• A lot can happen in your lifetime – you may get a job, go to school, get married, start a business, change jobs, have children, send children to college, buy or sell a home, get divorced, contribute to a retirement plan, or withdraw money from a retirement plan. American Tax Value is here to help you regardless your situation.

    • Filing Status
    • Children
    • Divorce
    • Jobs
    • Gifts and Inheritance
    • Home Buying or Selling
    • Individual Retirement Arrangements (IRAs)
    • Retirement
    • Death


    For tax purposes, if your child is born on December 31, they are assumed to have lived with you the entire year. For each qualifying child, you can claim a dependent's exemption. For each qualifying child under the age of 17, you may be eligible for up to a $1,000 child tax credit or additional child tax credits. If you and your spouse both work or are looking for work, or if one is in school or disabled, you may be eligible for the nonrefundable child and dependent care credit for children under age 13 or for a disabled child of any age. You may be able to take a tax credit for qualifying expenses to adopt an eligible child. Children who are working cannot claim their own exemption if they qualify to be claimed as a dependent on the parent’s return.

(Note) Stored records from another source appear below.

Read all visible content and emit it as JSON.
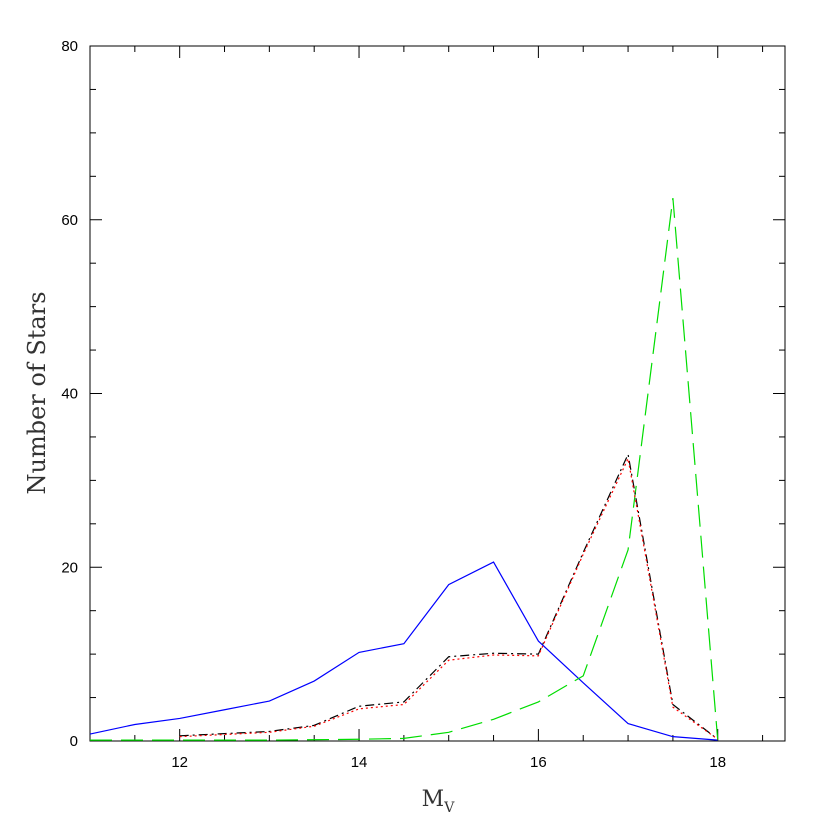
{
  "chart_data": {
    "type": "line",
    "xlabel": "M",
    "xlabel_sub": "V",
    "ylabel": "Number of Stars",
    "xlim": [
      11,
      18.75
    ],
    "ylim": [
      0,
      80
    ],
    "xticks": [
      12,
      14,
      16,
      18
    ],
    "yticks": [
      0,
      20,
      40,
      60,
      80
    ],
    "x_minor_step": 0.5,
    "y_minor_step": 5,
    "series": [
      {
        "color": "#0000ff",
        "dash": "solid",
        "x": [
          11,
          11.5,
          12,
          12.5,
          13,
          13.5,
          14,
          14.5,
          15,
          15.5,
          16,
          16.5,
          17,
          17.5,
          18
        ],
        "y": [
          0.8,
          1.9,
          2.6,
          3.6,
          4.6,
          6.9,
          10.2,
          11.2,
          18.0,
          20.6,
          11.5,
          6.7,
          2.0,
          0.5,
          0.1
        ]
      },
      {
        "color": "#00dd00",
        "dash": "dashed",
        "x": [
          11,
          12,
          13,
          14,
          14.5,
          15,
          15.5,
          16,
          16.5,
          17,
          17.5,
          18
        ],
        "y": [
          0.1,
          0.1,
          0.1,
          0.2,
          0.3,
          1.0,
          2.5,
          4.5,
          7.5,
          22.0,
          62.5,
          0.1
        ]
      },
      {
        "color": "#000000",
        "dash": "dashdot",
        "x": [
          12,
          13,
          13.5,
          14,
          14.5,
          15,
          15.5,
          16,
          16.5,
          17,
          17.5,
          18
        ],
        "y": [
          0.6,
          1.1,
          1.8,
          4.0,
          4.5,
          9.7,
          10.1,
          10.0,
          21.7,
          33.0,
          4.2,
          0.2
        ]
      },
      {
        "color": "#ff0000",
        "dash": "dotted",
        "x": [
          12,
          13,
          13.5,
          14,
          14.5,
          15,
          15.5,
          16,
          16.5,
          17,
          17.5,
          18
        ],
        "y": [
          0.5,
          1.0,
          1.7,
          3.7,
          4.2,
          9.3,
          9.9,
          9.8,
          21.5,
          32.5,
          3.9,
          0.2
        ]
      }
    ]
  }
}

    For tax purposes, if you are divorced or legally separated as of December 31, you are considered to be unmarried for the entire year. If divorced or legally separated, your filing status is single unless you qualify to file as head of household. The custodial parent, or the parent with whom a dependent child lives, does not lose the head of household filing status by allowing the non-custodial parent to claim the exemption for a dependent child.


    If job expenses are incurred and not reimbursed by your employer, you may be able to claim them as employee business expenses. If you move to take a new job, you may be eligible to claim moving expenses.

    Gifts and Inheritance

    Property received as a gift retains the basis of the donor. Inherited property receives a stepped-up basis to the fair market value (FMV) of the property on the date of the decedent's death. Certain inherited property, such as IRAs and pensions, are taxable or have a portion that is taxable when distributed to the beneficiary.

    Home Buying or Selling

    Points paid when you purchase your home are generally deductible in that year. Mortgage interest and real estate taxes paid on your home are deductible. When you sell your home that you owned and lived in for two of the last five years, the profit on the sale up to $250,000 ($500,000 for married filing jointly) is not taxable. If you have an office in your home, that portion of your home is considered business property. If you sell your home, you may be able to exclude the gain on the sale except for the amount of any depreciation claimed after May 6, 1997.

    Individual Retirement Arrangements (IRAs)

    You may be eligible to contribute up to $5,500 ($6,500 if age 50 or older) a year to a traditional IRA. All or part of the contribution may be deductible. This money grows tax-free until withdrawn, and then the deductible contributions and earnings are taxed. If the money is withdrawn early, it becomes taxable as income and may be subject to 10% additional tax. If money is withdrawn from an IRA prior to age 59½, an additional 10% tax is assessed unless certain exceptions are met (example: buying a home for a first-time home buyer, or withdrawing to pay for qualified education or medical expenses)


    Pensions and annuities are generally taxable when distributed. Normally, you must start withdrawing from a traditional IRA by April 1 of the year following the year you reach age 70½. If you are age 65 or over, and are below certain income limits, you may be eligible for the nonrefundable credit for the elderly or the disabled. When receiving a pension, be sure to have taxes withheld, or you may need to make quarterly payments using Form 1040-ES, Estimated Tax for Individuals. That way, you will not owe too much tax at the end of the year and become subject to the penalty for underpayment of estimated tax.


    The same filing requirements that apply to individuals determine if a final income tax return must be filed for the decedent. The personal representative must file the final income tax return of the decedent for the year of death and any returns not filed for preceding years. The surviving spouse can file married filing jointly for the tax year in which the spouse has died. The surviving spouse may file as a qualifying widow(er) for 2 years following the death of the spouse if unmarried and have a dependent child. An estate tax return may also need to be filed.